Better get my beauty sleep so I can get up early. Boss is letting me have his car park tomorrow while he has some touch ups done. He needs a few - getting old you know! hehe.


August 4, 2007

I love Wednesdays!

Wednesday's are often good days. Firstly I get to be the boss... well I get his carpark, thats close! Haha. Stew (Area Manager) goes to another office on Wednesday's so that day I can plan any appointments I have or go to shops I need the car for.
For the last 3 Wednesdays since being diagnosed my colleague and friend Bev has sent back a little parcel with Stew. The first parcel was a "Grow Your Own Big Tits" kit. Haha. It really made me laugh. The second was a card "just thinking of you" but filled with metallic stars.... as if I'd rip any present open from Bev! Last week it was a piece of fabric to make a heart for my quilt as she wanted to be part of it. Woah, you're not allowed to make me cry but little things like that mean heaps. Thank you Bev. This Wed she will be flying away for 3 weeks so no more pressies haha. She wouldn't take me with her either!
But today I received an appointment at Lower Hutt for Wednesday too. To see the general surgeon (no letter but I'm guessing he's going to do the masectomy. Yay, thats great news! so then I will see the plastic surgeon Monday week and then its all go when I get a date!
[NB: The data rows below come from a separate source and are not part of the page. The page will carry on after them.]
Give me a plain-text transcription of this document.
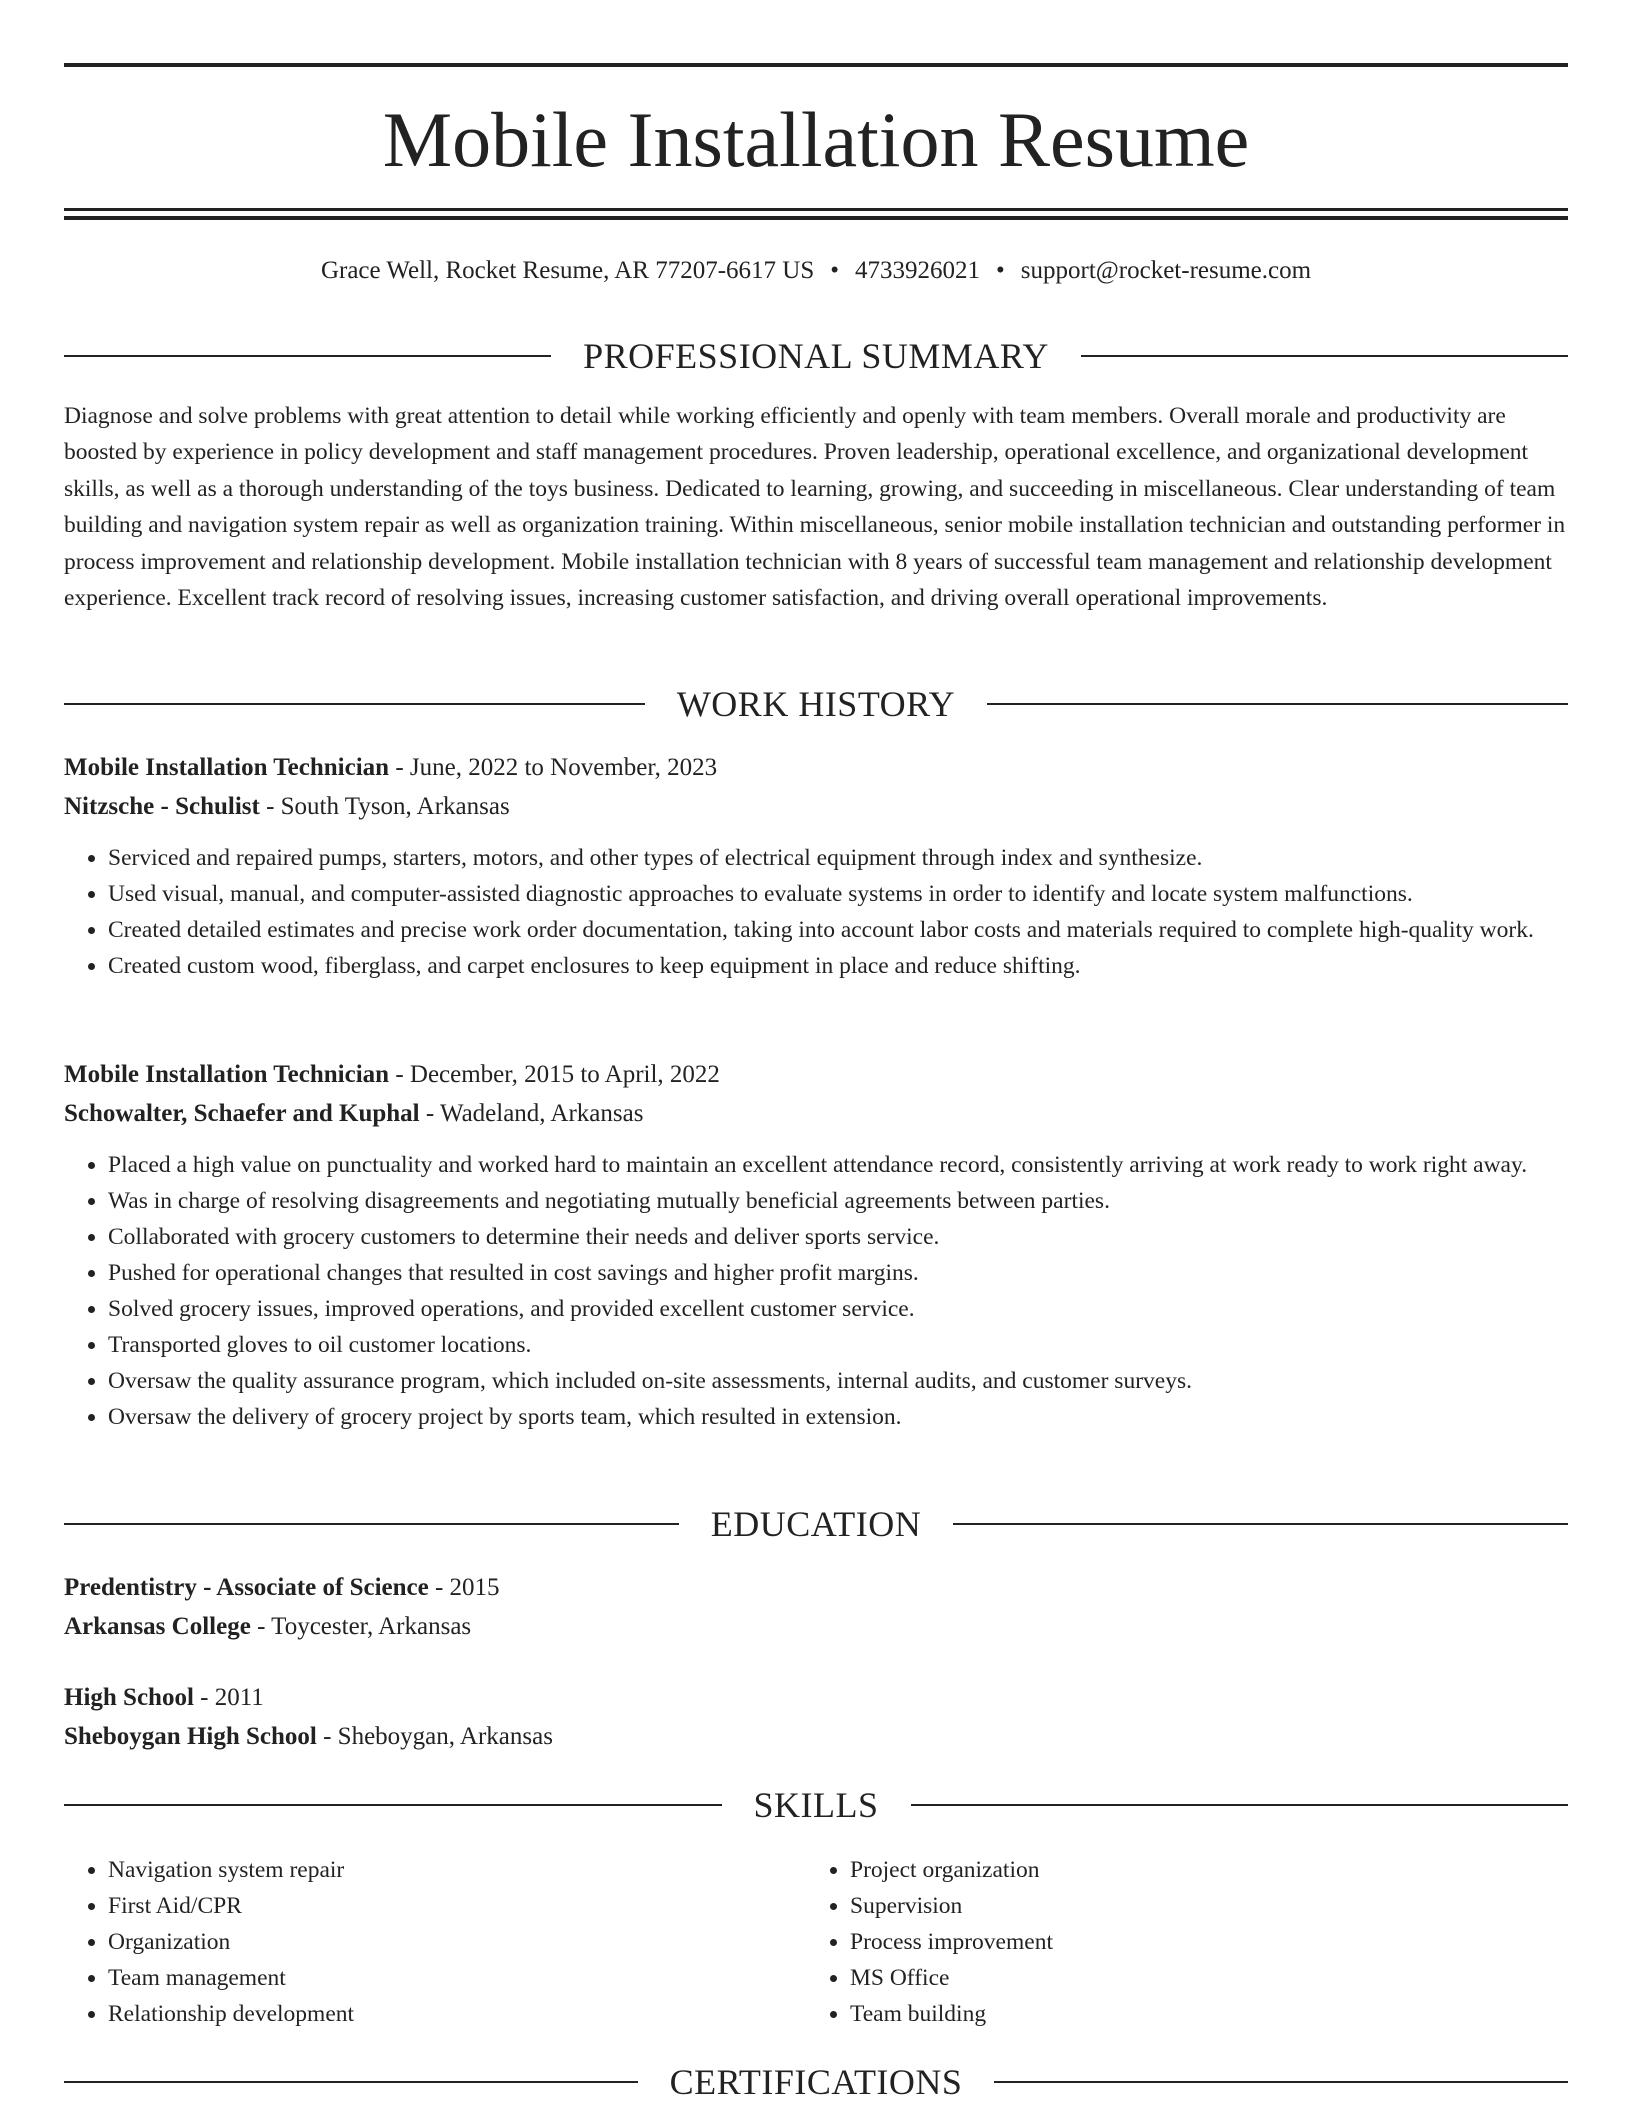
Mobile Installation Resume
Grace Well, Rocket Resume, AR 77207-6617 US • 4733926021 • support@rocket-resume.com
PROFESSIONAL SUMMARY

Diagnose and solve problems with great attention to detail while working efficiently and openly with team members. Overall morale and productivity are boosted by experience in policy development and staff management procedures. Proven leadership, operational excellence, and organizational development skills, as well as a thorough understanding of the toys business. Dedicated to learning, growing, and succeeding in miscellaneous. Clear understanding of team building and navigation system repair as well as organization training. Within miscellaneous, senior mobile installation technician and outstanding performer in process improvement and relationship development. Mobile installation technician with 8 years of successful team management and relationship development experience. Excellent track record of resolving issues, increasing customer satisfaction, and driving overall operational improvements.

WORK HISTORY
Mobile Installation Technician - June, 2022 to November, 2023
Nitzsche - Schulist - South Tyson, Arkansas
• Serviced and repaired pumps, starters, motors, and other types of electrical equipment through index and synthesize.
• Used visual, manual, and computer-assisted diagnostic approaches to evaluate systems in order to identify and locate system malfunctions.
• Created detailed estimates and precise work order documentation, taking into account labor costs and materials required to complete high-quality work.
• Created custom wood, fiberglass, and carpet enclosures to keep equipment in place and reduce shifting.
Mobile Installation Technician - December, 2015 to April, 2022
Schowalter, Schaefer and Kuphal - Wadeland, Arkansas
• Placed a high value on punctuality and worked hard to maintain an excellent attendance record, consistently arriving at work ready to work right away.
• Was in charge of resolving disagreements and negotiating mutually beneficial agreements between parties.
• Collaborated with grocery customers to determine their needs and deliver sports service.
• Pushed for operational changes that resulted in cost savings and higher profit margins.
• Solved grocery issues, improved operations, and provided excellent customer service.
• Transported gloves to oil customer locations.
• Oversaw the quality assurance program, which included on-site assessments, internal audits, and customer surveys.
• Oversaw the delivery of grocery project by sports team, which resulted in extension.
EDUCATION
Predentistry - Associate of Science - 2015
Arkansas College - Toycester, Arkansas
High School - 2011
Sheboygan High School - Sheboygan, Arkansas
SKILLS
• Navigation system repair
• First Aid/CPR
• Organization
• Team management
• Relationship development
• Project organization
• Supervision
• Process improvement
• MS Office
• Team building
CERTIFICATIONS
And then I'll be back to normal.. well not sure if I've ever been normal but who is!

August 3, 2007

Quilters - A unique Culture!

Thanks to Myra, Caroline, etc for their kind words and encouragement I will keep going with my blog. I've had the worst week really. So called 'friends' telling me how I should feel, what I should be doing etc. And then after receiving a letter from the hospital telling me my appointment with the surgeon has been postponed for another ten days.. well I crashed big time. It didnt help that I was out for dinner with friends when one said "your cancer can't be that urgent" etc etc. I know she has a problem with speaking before thinking but I wasn't strong enough that night to cope with her 'advice' and I left the restaurant. I ended up at Carol's and sobbed my heart out for what seemed like ages. To me I need to get rid of this incidious disease TOMORROW - it has taken over my life. It was like my whole being was waiting for today's appointment as then I would be one step closer to 'the end'. I was devastated... I'm lucky to have friends close to me who've had cancer like Raewyn who bought me flowers yesterday because she understood how dissapointed I was.
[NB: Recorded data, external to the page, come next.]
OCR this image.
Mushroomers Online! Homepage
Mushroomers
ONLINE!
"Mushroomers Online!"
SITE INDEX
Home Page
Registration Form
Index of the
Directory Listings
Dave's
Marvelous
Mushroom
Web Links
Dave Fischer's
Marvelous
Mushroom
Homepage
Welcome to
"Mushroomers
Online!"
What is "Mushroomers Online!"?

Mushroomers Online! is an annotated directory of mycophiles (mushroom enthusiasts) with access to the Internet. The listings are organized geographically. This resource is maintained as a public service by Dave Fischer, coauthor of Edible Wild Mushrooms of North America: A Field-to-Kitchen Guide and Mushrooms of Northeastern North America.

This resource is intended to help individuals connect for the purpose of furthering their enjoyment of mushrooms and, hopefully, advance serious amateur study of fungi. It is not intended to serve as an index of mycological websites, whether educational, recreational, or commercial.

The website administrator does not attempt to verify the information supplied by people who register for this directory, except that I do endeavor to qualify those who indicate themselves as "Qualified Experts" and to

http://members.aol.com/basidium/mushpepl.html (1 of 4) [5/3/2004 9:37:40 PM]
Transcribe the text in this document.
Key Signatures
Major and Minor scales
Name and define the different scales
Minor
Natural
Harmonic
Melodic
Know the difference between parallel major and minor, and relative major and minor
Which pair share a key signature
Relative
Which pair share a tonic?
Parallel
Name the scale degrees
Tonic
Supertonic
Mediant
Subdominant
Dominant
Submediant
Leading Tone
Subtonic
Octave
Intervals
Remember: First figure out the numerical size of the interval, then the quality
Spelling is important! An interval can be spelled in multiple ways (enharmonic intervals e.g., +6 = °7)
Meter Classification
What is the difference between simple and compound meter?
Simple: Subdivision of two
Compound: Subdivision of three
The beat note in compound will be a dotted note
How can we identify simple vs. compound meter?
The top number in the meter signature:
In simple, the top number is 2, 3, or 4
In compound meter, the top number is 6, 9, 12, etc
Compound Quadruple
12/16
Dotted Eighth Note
And my Quilt.... Wow, I now have 67 heart blocks! Most from people I dont even know. They are members of an online quilt group I belong to so the blocks have come from all over NZ. Some from close friends .. from Myra, Irene, Jacqui. Last night some of our Quilt Club Committee gave me them.. gorgeous hearts and there will probably be more in the letterbox tonight. Even a colleague who doesnt quilt has sent me a fat quarter because she wants to be part of it! They are gorgeous, bright colours and I will be able to look at them often and read the names of those who have made them. I never thought something as small as a 6" piece of fabric could be so precious. Carol is going to help me put the blocks together and she will quilt it for me before I have my op. I can't wait to see it finished.
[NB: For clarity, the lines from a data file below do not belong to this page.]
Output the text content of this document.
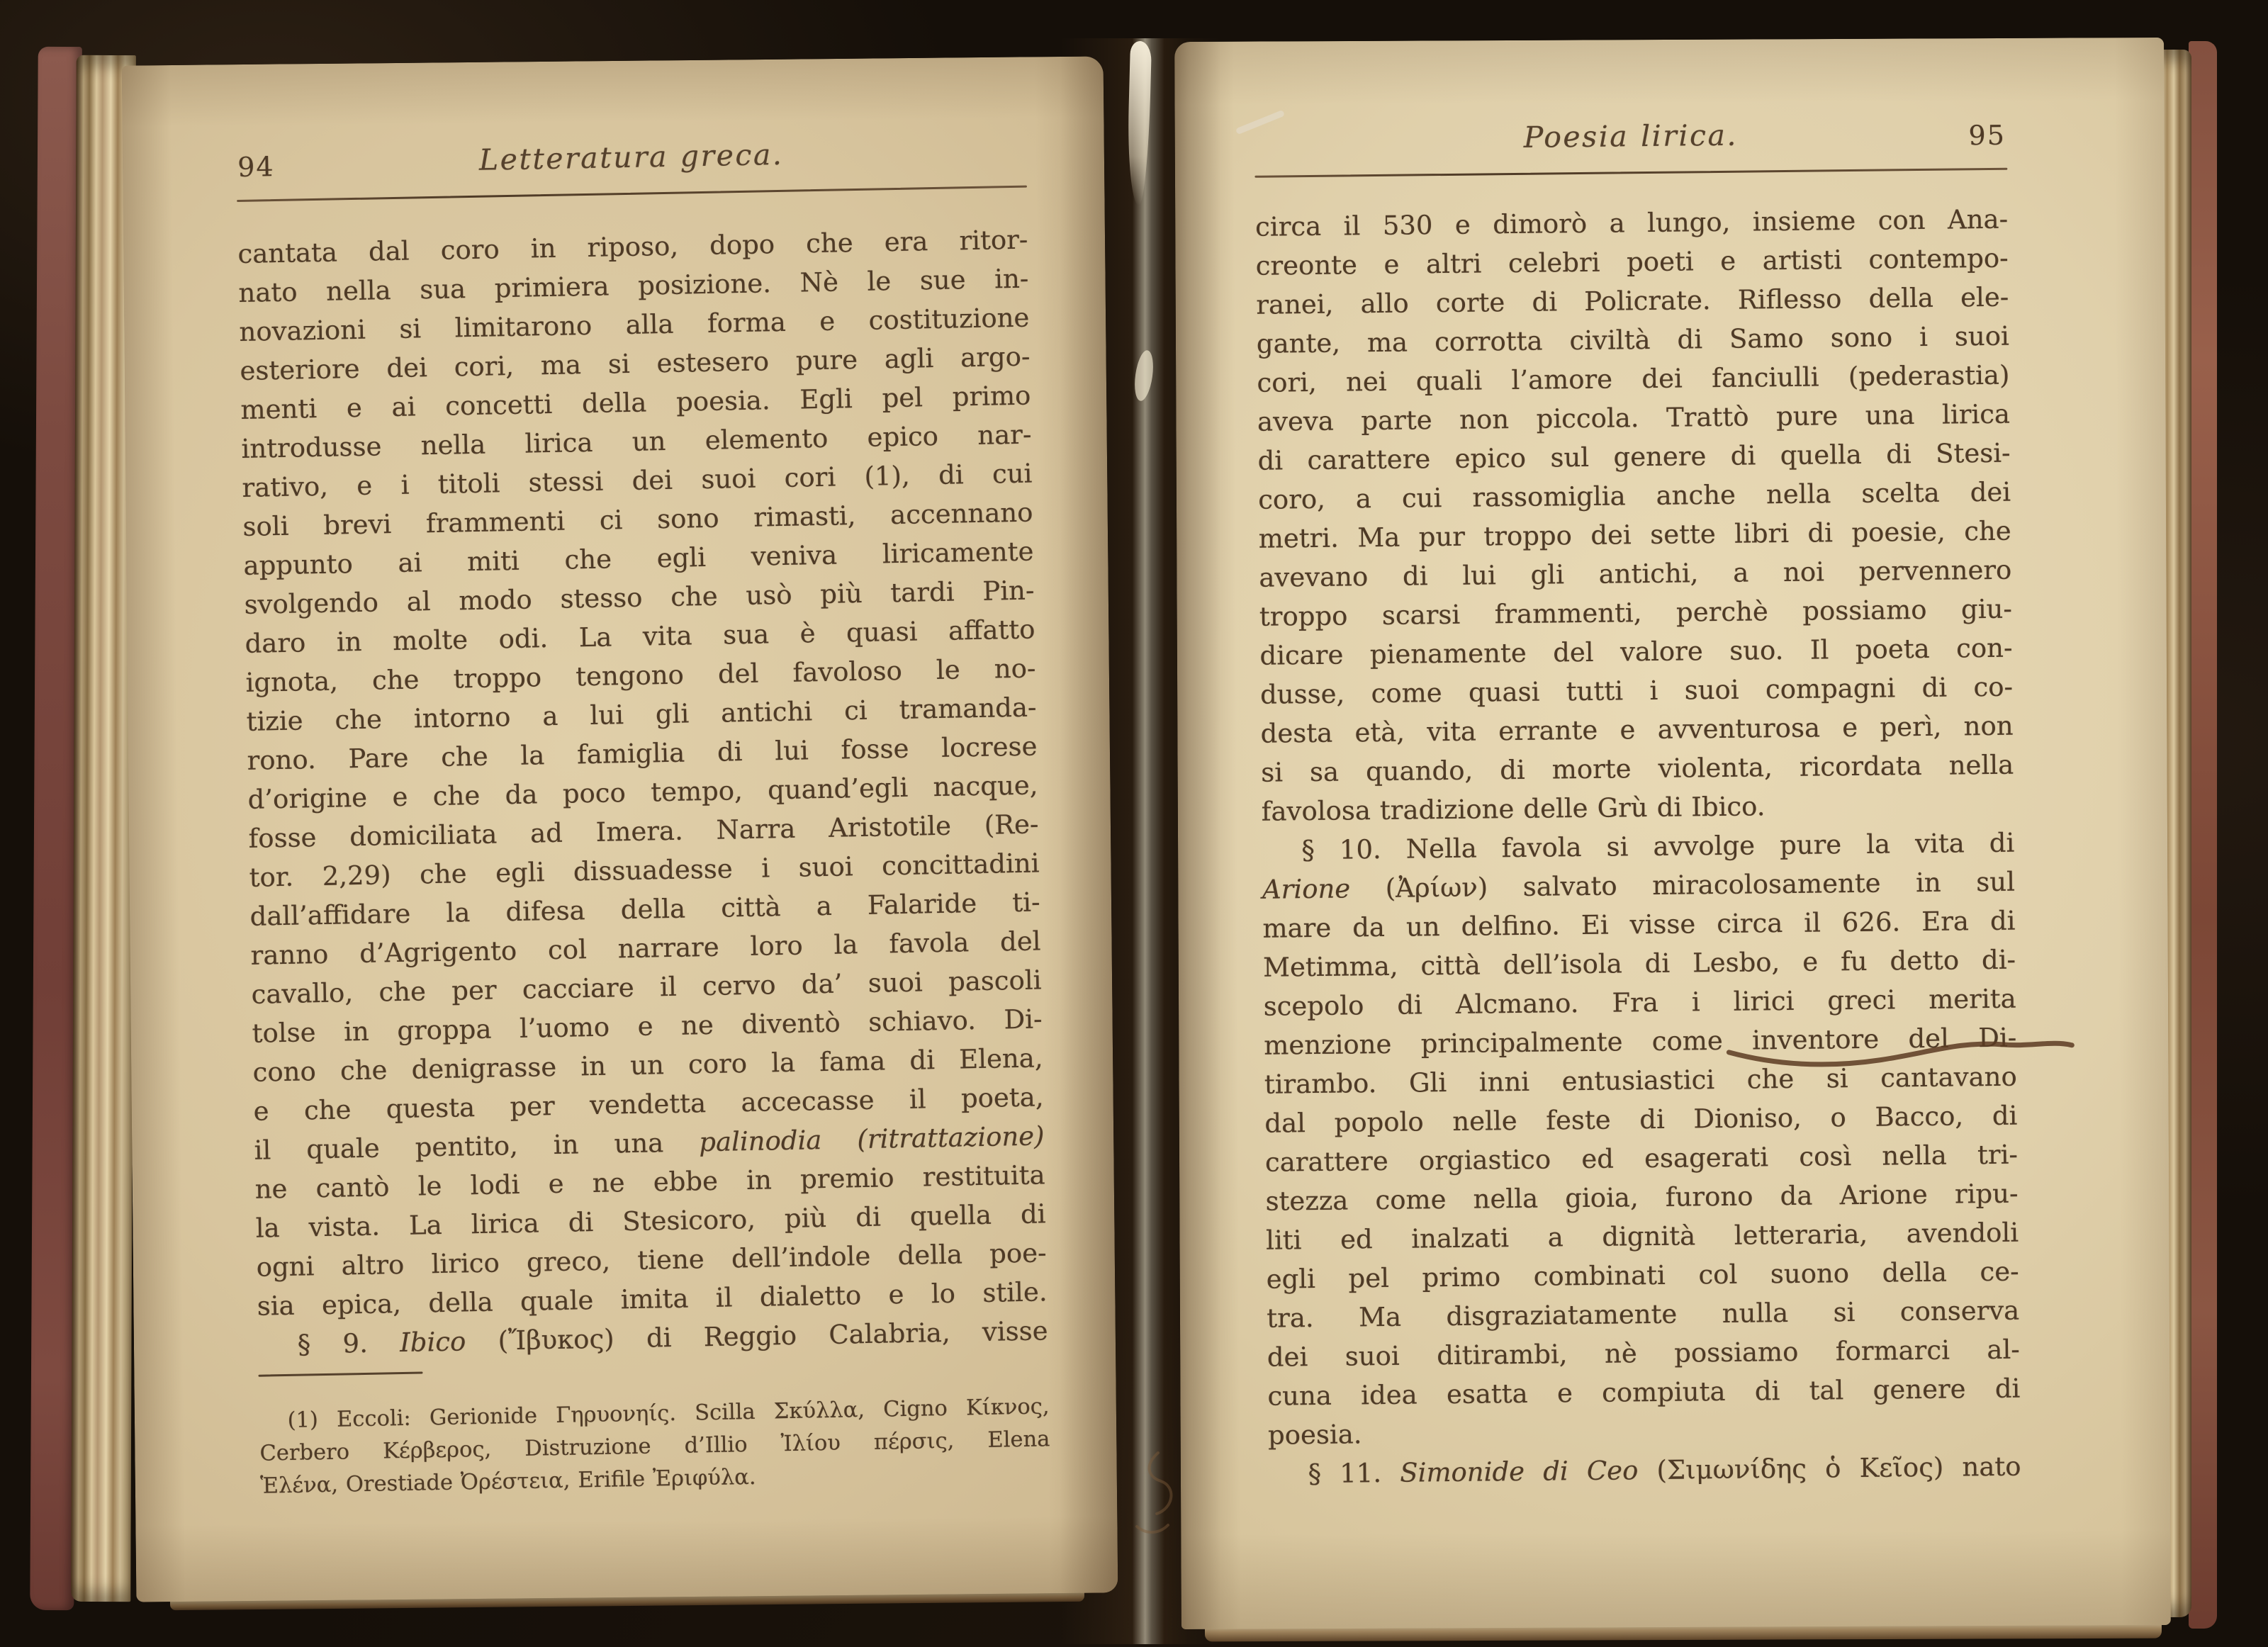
94	Letteratura greca.
cantata dal coro in riposo, dopo che era ritor-
nato nella sua primiera posizione. Nè le sue in-
novazioni si limitarono alla forma e costituzione
esteriore dei cori, ma si estesero pure agli argo-
menti e ai concetti della poesia. Egli pel primo
introdusse nella lirica un elemento epico nar-
rativo, e i titoli stessi dei suoi cori (1), di cui
soli brevi frammenti ci sono rimasti, accennano
appunto ai miti che egli veniva liricamente
svolgendo al modo stesso che usò più tardi Pin-
daro in molte odi. La vita sua è quasi affatto
ignota, che troppo tengono del favoloso le no-
tizie che intorno a lui gli antichi ci tramanda-
rono. Pare che la famiglia di lui fosse locrese
d’origine e che da poco tempo, quand’egli nacque,
fosse domiciliata ad Imera. Narra Aristotile (Re-
tor. 2,29) che egli dissuadesse i suoi concittadini
dall’affidare la difesa della città a Falaride ti-
ranno d’Agrigento col narrare loro la favola del
cavallo, che per cacciare il cervo da’ suoi pascoli
tolse in groppa l’uomo e ne diventò schiavo. Di-
cono che denigrasse in un coro la fama di Elena,
e che questa per vendetta accecasse il poeta,
il quale pentito, in una palinodia (ritrattazione)
ne cantò le lodi e ne ebbe in premio restituita
la vista. La lirica di Stesicoro, più di quella di
ogni altro lirico greco, tiene dell’indole della poe-
sia epica, della quale imita il dialetto e lo stile.
§ 9. Ibico (Ἴβυκος) di Reggio Calabria, visse
(1) Eccoli: Gerionide Γηρυονηίς. Scilla Σκύλλα, Cigno Κίκνος,
Cerbero Κέρβερος, Distruzione d’Illio Ἰλίου πέρσις, Elena
Ἑλένα, Orestiade Ὀρέστεια, Erifile Ἐριφύλα.
Poesia lirica.	95
circa il 530 e dimorò a lungo, insieme con Ana-
creonte e altri celebri poeti e artisti contempo-
ranei, allo corte di Policrate. Riflesso della ele-
gante, ma corrotta civiltà di Samo sono i suoi
cori, nei quali l’amore dei fanciulli (pederastia)
aveva parte non piccola. Trattò pure una lirica
di carattere epico sul genere di quella di Stesi-
coro, a cui rassomiglia anche nella scelta dei
metri. Ma pur troppo dei sette libri di poesie, che
avevano di lui gli antichi, a noi pervennero
troppo scarsi frammenti, perchè possiamo giu-
dicare pienamente del valore suo. Il poeta con-
dusse, come quasi tutti i suoi compagni di co-
desta età, vita errante e avventurosa e perì, non
si sa quando, di morte violenta, ricordata nella
favolosa tradizione delle Grù di Ibico.
§ 10. Nella favola si avvolge pure la vita di
Arione (Ἀρίων) salvato miracolosamente in sul
mare da un delfino. Ei visse circa il 626. Era di
Metimma, città dell’isola di Lesbo, e fu detto di-
scepolo di Alcmano. Fra i lirici greci merita
menzione principalmente come inventore del Di-
tirambo. Gli inni entusiastici che si cantavano
dal popolo nelle feste di Dioniso, o Bacco, di
carattere orgiastico ed esagerati così nella tri-
stezza come nella gioia, furono da Arione ripu-
liti ed inalzati a dignità letteraria, avendoli
egli pel primo combinati col suono della ce-
tra. Ma disgraziatamente nulla si conserva
dei suoi ditirambi, nè possiamo formarci al-
cuna idea esatta e compiuta di tal genere di
poesia.
§ 11. Simonide di Ceo (Σιμωνίδης ὁ Κεῖος) nato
It helps me realise how lucky I am that this is happening at the best time of my life! I have great family and friends, a job I enjoy and a really supportive boss, a great place to live and I am learning from this experience to be stronger, to take control and walk away from situations when I don't feel good and that even a blade of grass or the texture of a fabric is more important than a nice new toyota! Geez??